Dans un contexte international marqué par de profondes recompositions géopolitiques et l’émergence de nouvelles menaces hybrides, la signature entre le Maroc et les États-Unis d’une feuille de route de coopération en matière de défense pour la période 2026-2036 s’inscrit bien au-delà d’un simple renouvellement d’accord bilatéral. Elle traduit une reconfiguration stratégique d’un partenariat ancien, appelé à évoluer vers une architecture de sécurité plus intégrée.
Une alliance réaffirmée dans un monde en mutation
La visite officielle d’une importante délégation marocaine à Washington, conduite par le ministre délégué chargé de l’Administration de la Défense nationale et le haut commandement des Forces Armées Royales, s’est tenue dans le cadre de la 14e session du Comité consultatif de défense maroco-américain. Cette rencontre a constitué un moment clé pour réaffirmer la solidité d’un partenariat qualifié de “historique et exemplaire” par les deux parties.
Les discussions de haut niveau avec le ministre américain de la Guerre ont dépassé le cadre protocolaire pour aborder des enjeux stratégiques liés à la défense, à l’industrie militaire et à la cybersécurité.

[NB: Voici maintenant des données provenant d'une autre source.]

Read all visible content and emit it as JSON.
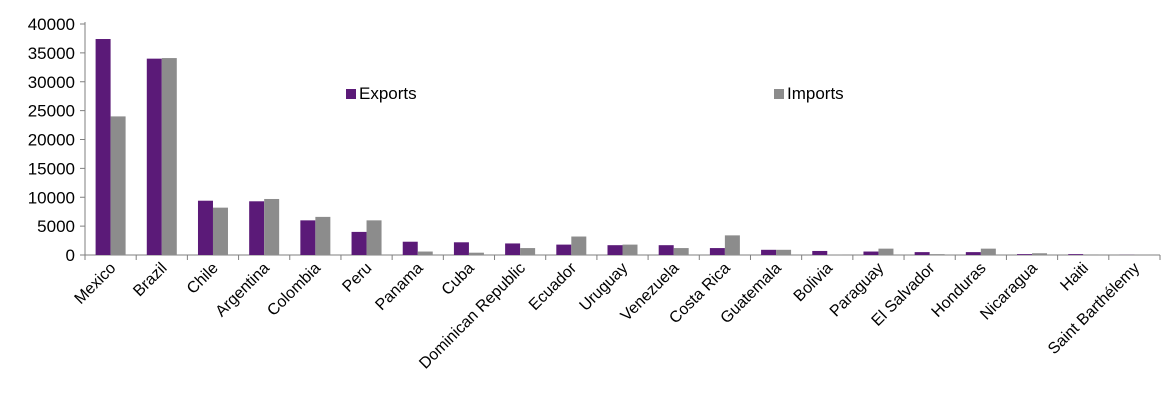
{
  "chart_data": {
    "type": "bar",
    "title": "",
    "xlabel": "",
    "ylabel": "",
    "ylim": [
      0,
      40000
    ],
    "yticks": [
      0,
      5000,
      10000,
      15000,
      20000,
      25000,
      30000,
      35000,
      40000
    ],
    "grid": false,
    "legend_placement": "top-center",
    "categories": [
      "Mexico",
      "Brazil",
      "Chile",
      "Argentina",
      "Colombia",
      "Peru",
      "Panama",
      "Cuba",
      "Dominican Republic",
      "Ecuador",
      "Uruguay",
      "Venezuela",
      "Costa Rica",
      "Guatemala",
      "Bolivia",
      "Paraguay",
      "El Salvador",
      "Honduras",
      "Nicaragua",
      "Haiti",
      "Saint Barthélemy"
    ],
    "series": [
      {
        "name": "Exports",
        "color": "#5b1a78",
        "values": [
          37400,
          34000,
          9400,
          9300,
          6000,
          4000,
          2300,
          2200,
          2000,
          1800,
          1700,
          1700,
          1200,
          900,
          700,
          600,
          500,
          500,
          150,
          150,
          20
        ]
      },
      {
        "name": "Imports",
        "color": "#8c8c8c",
        "values": [
          24000,
          34100,
          8200,
          9700,
          6600,
          6000,
          600,
          400,
          1200,
          3200,
          1800,
          1200,
          3400,
          900,
          50,
          1100,
          150,
          1100,
          300,
          100,
          10
        ]
      }
    ]
  }
}
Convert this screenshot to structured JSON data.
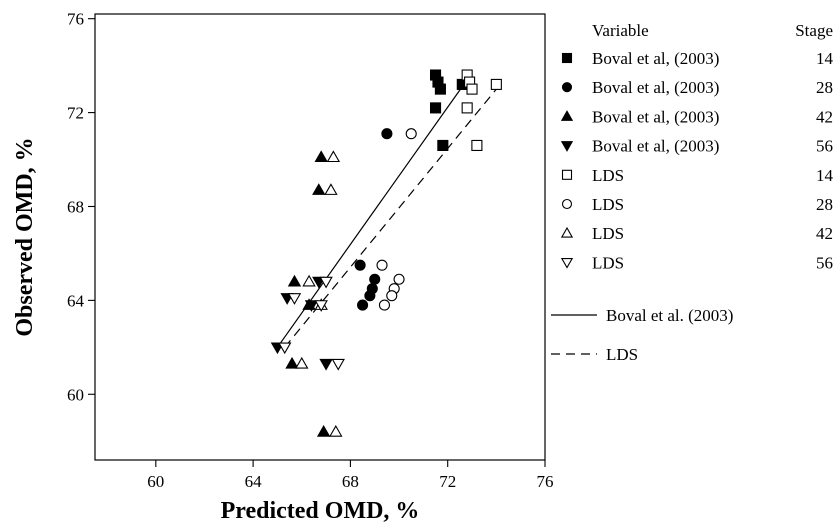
{
  "chart_data": {
    "type": "scatter",
    "xlabel": "Predicted OMD, %",
    "ylabel": "Observed OMD, %",
    "xlim": [
      57.5,
      76
    ],
    "ylim": [
      57.2,
      76.2
    ],
    "x_ticks": [
      60,
      64,
      68,
      72,
      76
    ],
    "y_ticks": [
      60,
      64,
      68,
      72,
      76
    ],
    "grid": false,
    "legend_position": "right",
    "legend_header": {
      "variable": "Variable",
      "stage": "Stage"
    },
    "series": [
      {
        "name": "Boval et al, (2003)",
        "stage": "14",
        "marker": "square",
        "filled": true,
        "points": [
          [
            71.5,
            73.6
          ],
          [
            71.6,
            73.3
          ],
          [
            71.7,
            73.0
          ],
          [
            72.6,
            73.2
          ],
          [
            71.5,
            72.2
          ],
          [
            71.8,
            70.6
          ]
        ]
      },
      {
        "name": "Boval et al, (2003)",
        "stage": "28",
        "marker": "circle",
        "filled": true,
        "points": [
          [
            69.5,
            71.1
          ],
          [
            68.4,
            65.5
          ],
          [
            69.0,
            64.9
          ],
          [
            68.9,
            64.5
          ],
          [
            68.8,
            64.2
          ],
          [
            68.5,
            63.8
          ]
        ]
      },
      {
        "name": "Boval et al, (2003)",
        "stage": "42",
        "marker": "triangle-up",
        "filled": true,
        "points": [
          [
            66.8,
            70.1
          ],
          [
            66.7,
            68.7
          ],
          [
            65.7,
            64.8
          ],
          [
            66.3,
            63.8
          ],
          [
            65.6,
            61.3
          ],
          [
            66.9,
            58.4
          ]
        ]
      },
      {
        "name": "Boval et al, (2003)",
        "stage": "56",
        "marker": "triangle-down",
        "filled": true,
        "points": [
          [
            66.7,
            64.8
          ],
          [
            65.4,
            64.1
          ],
          [
            66.4,
            63.8
          ],
          [
            65.0,
            62.0
          ],
          [
            67.0,
            61.3
          ]
        ]
      },
      {
        "name": "LDS",
        "stage": "14",
        "marker": "square",
        "filled": false,
        "points": [
          [
            72.8,
            73.6
          ],
          [
            72.9,
            73.3
          ],
          [
            73.0,
            73.0
          ],
          [
            74.0,
            73.2
          ],
          [
            72.8,
            72.2
          ],
          [
            73.2,
            70.6
          ]
        ]
      },
      {
        "name": "LDS",
        "stage": "28",
        "marker": "circle",
        "filled": false,
        "points": [
          [
            70.5,
            71.1
          ],
          [
            69.3,
            65.5
          ],
          [
            70.0,
            64.9
          ],
          [
            69.8,
            64.5
          ],
          [
            69.7,
            64.2
          ],
          [
            69.4,
            63.8
          ]
        ]
      },
      {
        "name": "LDS",
        "stage": "42",
        "marker": "triangle-up",
        "filled": false,
        "points": [
          [
            67.3,
            70.1
          ],
          [
            67.2,
            68.7
          ],
          [
            66.3,
            64.8
          ],
          [
            66.8,
            63.8
          ],
          [
            66.0,
            61.3
          ],
          [
            67.4,
            58.4
          ]
        ]
      },
      {
        "name": "LDS",
        "stage": "56",
        "marker": "triangle-down",
        "filled": false,
        "points": [
          [
            67.0,
            64.8
          ],
          [
            65.7,
            64.1
          ],
          [
            66.8,
            63.8
          ],
          [
            65.3,
            62.0
          ],
          [
            67.5,
            61.3
          ]
        ]
      }
    ],
    "fit_lines": [
      {
        "name": "Boval et al. (2003)",
        "style": "solid",
        "x": [
          65.0,
          72.8
        ],
        "y": [
          62.0,
          73.4
        ]
      },
      {
        "name": "LDS",
        "style": "dashed",
        "x": [
          65.3,
          74.0
        ],
        "y": [
          62.0,
          73.0
        ]
      }
    ]
  }
}
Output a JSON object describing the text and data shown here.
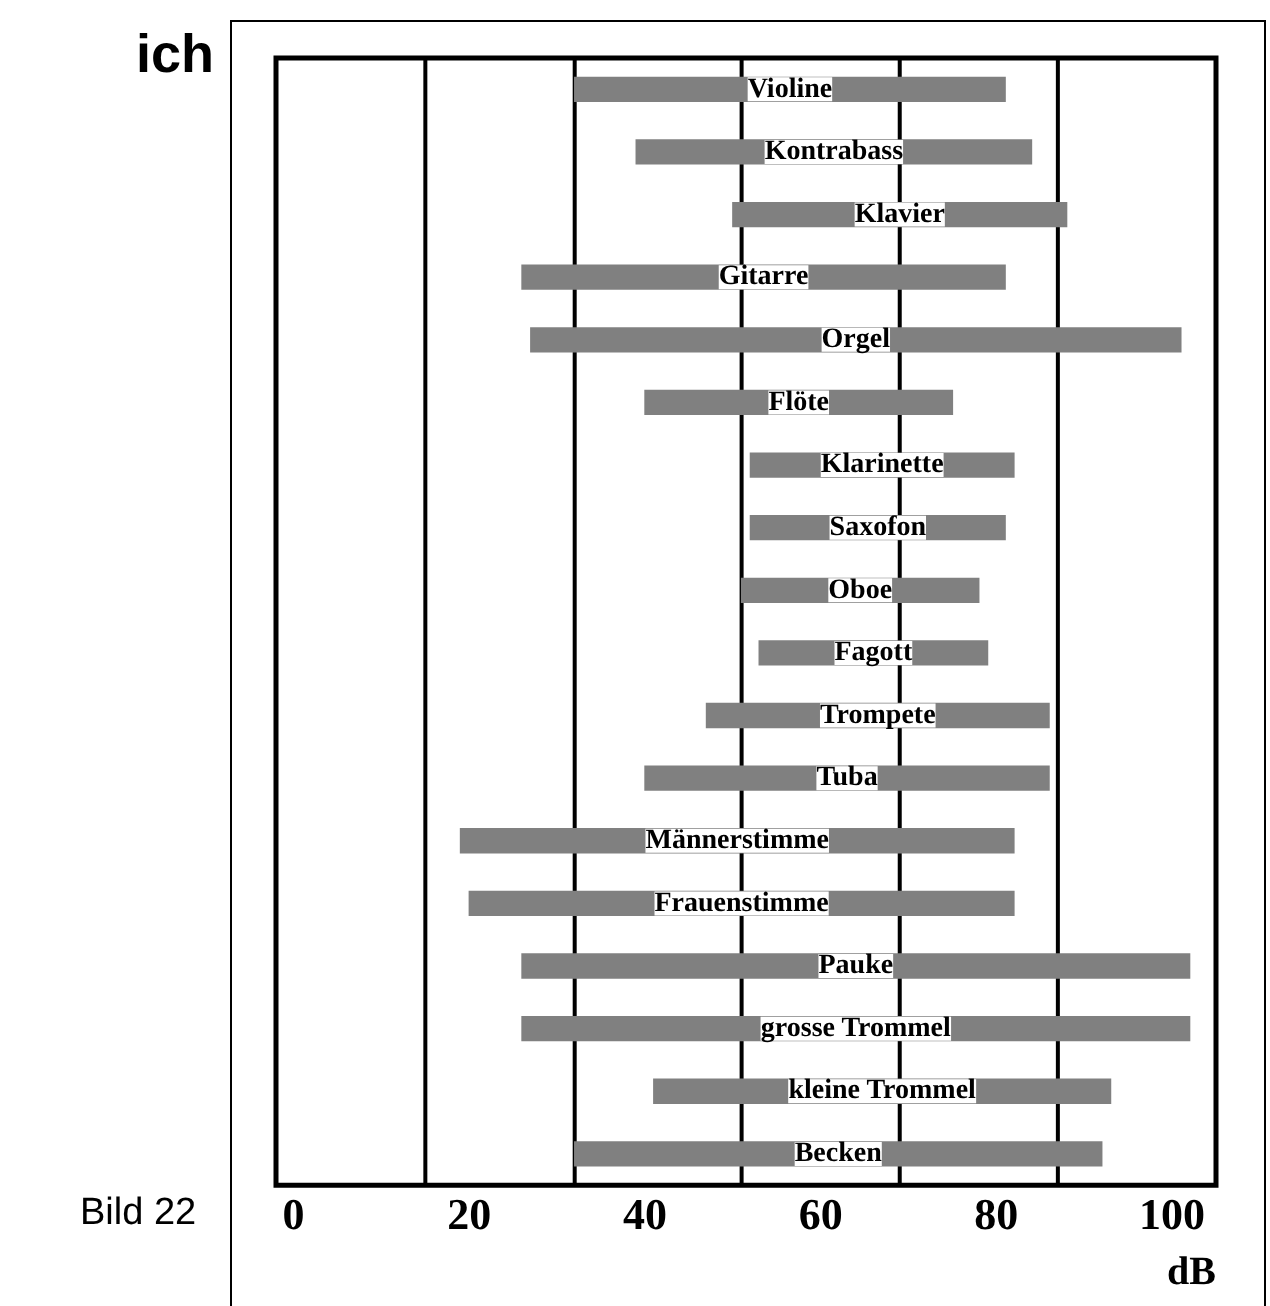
{
  "chart_data": {
    "type": "bar",
    "orientation": "horizontal",
    "title": "ich",
    "xlabel": "dB",
    "annotations": [
      "Bild 22"
    ],
    "categories": [
      "Violine",
      "Kontrabass",
      "Klavier",
      "Gitarre",
      "Orgel",
      "Flöte",
      "Klarinette",
      "Saxofon",
      "Oboe",
      "Fagott",
      "Trompete",
      "Tuba",
      "Männerstimme",
      "Frauenstimme",
      "Pauke",
      "grosse Trommel",
      "kleine Trommel",
      "Becken"
    ],
    "base": [
      32,
      39,
      50,
      26,
      27,
      40,
      52,
      52,
      51,
      53,
      47,
      40,
      19,
      20,
      26,
      26,
      41,
      32
    ],
    "values": [
      49,
      45,
      38,
      55,
      74,
      35,
      30,
      29,
      27,
      26,
      39,
      46,
      63,
      62,
      76,
      76,
      52,
      60
    ],
    "color": "#808080",
    "xlim": [
      -2,
      105
    ],
    "xticks": [
      0,
      20,
      40,
      60,
      80,
      100
    ],
    "ref_lines": [
      {
        "axis": "x",
        "value": 15,
        "color": "#000000"
      },
      {
        "axis": "x",
        "value": 32,
        "color": "#000000"
      },
      {
        "axis": "x",
        "value": 51,
        "color": "#000000"
      },
      {
        "axis": "x",
        "value": 69,
        "color": "#000000"
      },
      {
        "axis": "x",
        "value": 87,
        "color": "#000000"
      }
    ],
    "tick_labels": "x",
    "grid": false,
    "legend": false
  }
}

De la coopération militaire à la sécurité intégrée
La feuille de route 2026-2036 marque une évolution significative de la coopération bilatérale. Au-delà des exercices conjoints tels que “African Lion”, la collaboration s’étend désormais à des domaines structurants comme l’industrie de défense et la cybersécurité.
Cette évolution reflète une prise de conscience commune : les menaces contemporaines ne sont plus uniquement militaires, mais également numériques et hybrides, nécessitant une réponse intégrée et technologique.
Dimension géopolitique et positionnement régional du Maroc
Le communiqué officiel souligne également la reconnaissance par les États-Unis des efforts du Maroc en matière de stabilité régionale, ainsi que leur soutien à sa souveraineté sur le Sahara. Par ailleurs, les grandes initiatives stratégiques marocaines, telles que l’Initiative atlantique pour l’Afrique et le projet de gazoduc Nigeria–Maroc, ont été mises en avant comme leviers de stabilité et de développement régional.
Ces projets dépassent leur dimension économique pour s’inscrire dans une reconfiguration plus large des équilibres géostratégiques en Afrique de l’Ouest et dans l’espace atlantique.
Vers une coopération stratégique multidimensionnelle
Au-delà des aspects militaires, cette nouvelle étape illustre l’interconnexion croissante entre sécurité, économie et technologie. L’industrie de défense et la cybersécurité deviennent des piliers essentiels d’une coopération appelée à structurer des chaînes de valeur stratégiques.
La feuille de route 2026-2036 confirme ainsi la volonté des deux pays de consolider un partenariat élargi, dans un contexte international marqué par la compétition accrue entre puissances et la redéfinition des zones d’influence.
Conclusion
Plus qu’un accord technique, cette feuille de route incarne une nouvelle phase du partenariat maroco-américain : celle d’une alliance stratégique globale, où la sécurité ne se limite plus au champ militaire, mais englobe désormais l’économie, la technologie et la géopolitique.